First-Line Therapies

Proton-Pump-Inhibitor–Based Triple Therapies
• Treatment of H Pylori twice daily for seven days with 20 mg of omeprazole, given either with 1 g of amoxicillin and 500 mg of clarithromycin, or with 400 mg of metronidazole and 250 mg of clarithromycin [16].
• Several comparative trials have demonstrated the equivalence of 30 mg of lansoprazole twice daily, 40 mg of pantoprazole twice daily, 20 mg of rabeprazole daily, and 20 mg of esomeprazole twice daily with omeprazole in these triple therapies [16].
• The duration of therapy remains controversial. In Europe, 7-day treatment is recommended,whereas in the United States, 14-day courses have been found to be better than shorter courses and are approved by the FDA. In a recent meta-analysis, 14-day treatment achieved rates of cure 7 to 9 percentage points better than 7-day treatment [16].
• Primary resistance to clarithromycin and metronidazole decreases rates of cure by 50 percent and 37 percent, respectively [16].

Ranitidine Bismuth Citrate–Based Therapies
• Ranitidine bismuth citrate in dual therapy with clarithromycin for two weeks has been approved by the FDA [16].
• Bismuth citrate with clarithromycin and amoxicillin, or with clarithromycin and a nitroimidazole, performs as well as corresponding proton-pump-inhibitor–based therapies [16].
• Ranitidine bismuth citrate–based regimens may be less influenced by antibiotic resistance than their proton-pump-inhibitor–based counterparts. No ranitidine bismuth citrate–based triple therapy has been approved by the FDA [16].

Bismuth-Based Triple Therapies
• A proton-pump inhibitor, clarithromycin, and either amoxicillin or metronidazole for two weeks; ranitidine bismuth citrate, clarithromycin, and amoxicillin, metronidazole, or tetracycline for two weeks; and a proton-pump inhibitor, bismuth, metronidazole, and tetracycline for one to two weeks had been approved earlier [16].
• The regimens recommended by the European Maastricht 2–2000 conference are a proton-pump inhibitor (or ranitidine bismuth citrate), clarithromycin, and amoxicillin or metronidazole for seven days [16].
Second-Line Therapies
• Eradication is more difficult when a first treatment attempt has failed, usually because of either poor patient compliance or the development of antibiotic resistance. Therefore, a 10-to-14-day treatment course is advocated for second-line therapies [16].
• However, the optimal strategy for retreatment after the failure of eradication has not yet been established [16].
• Because the failure of therapy is often associated with secondary antibiotic resistance, retreatment should ideally be guided by data on susceptibility.
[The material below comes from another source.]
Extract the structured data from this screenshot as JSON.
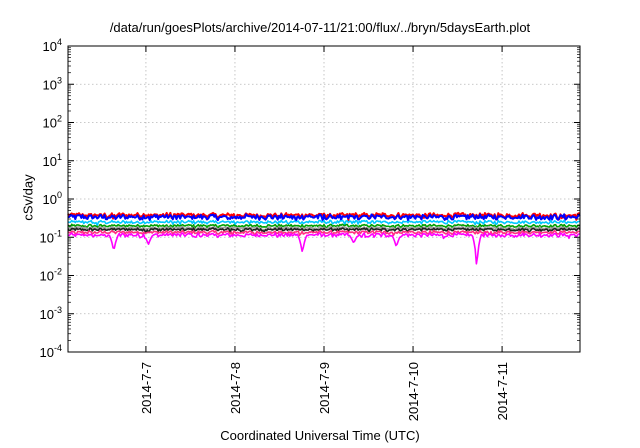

However, such information is often unavailable, so quadruple therapies, in which a proton-pump inhibitor or an H2-receptor antagonist is added to a bismuth-based triple regimen with high-dose metronidazole, have been suggested as optimal second-line therapy [16].
• Another approach to retreatment without susceptibility testing is to prescribe a second course of proton-pump-inhibitor–based triple therapy, avoiding antimicrobial agents against which prior therapy may have induced resistance and avoiding less effective combinations, such as amoxicillin and tetracycline [16].
• If a clarithromycin-based regimen is used first, a metronidazole-based regimen should be used afterward, or vice versa [16].
• Alternative approaches to second-line proton-pump-inhibitor–based therapies have been reported recently, but mostly in abstract form. Rifabutin, given in association with amoxicillin and pantoprazole for 10 days, achieved an 86 percent rate of cure, even in patients with resistant strains [16].
• Regardless of which therapy course is chosen, patients with significant symptoms at presentation may continue to use a standard dose of a PPI for 3 extra weeks at the end of the combination drug treatment. The optimal rates of eradication are obtained within 14-day dosing but 7-day dosing are almost similar
Patients on nonsteroidal anti-inflammatory drugs (NSAIDs)
• Patients on NSAIDs should have these discontinued if possible.
• If it is not possible to discontinue NSAIDs, duration of PPI therapy of 12 weeks is recommended.
• In person with symptoms and risk factors, refer for endoscopy [14].
• If ongoing symptom relief is needed [14]:
• Continue NSAID with co prescription of PPI or misoprostol OR
• Replace NSAID with cyclo-oxygenase-2 (COX-2) selective inhibitor.

• Eradicate H. pylori if testing is positive [14].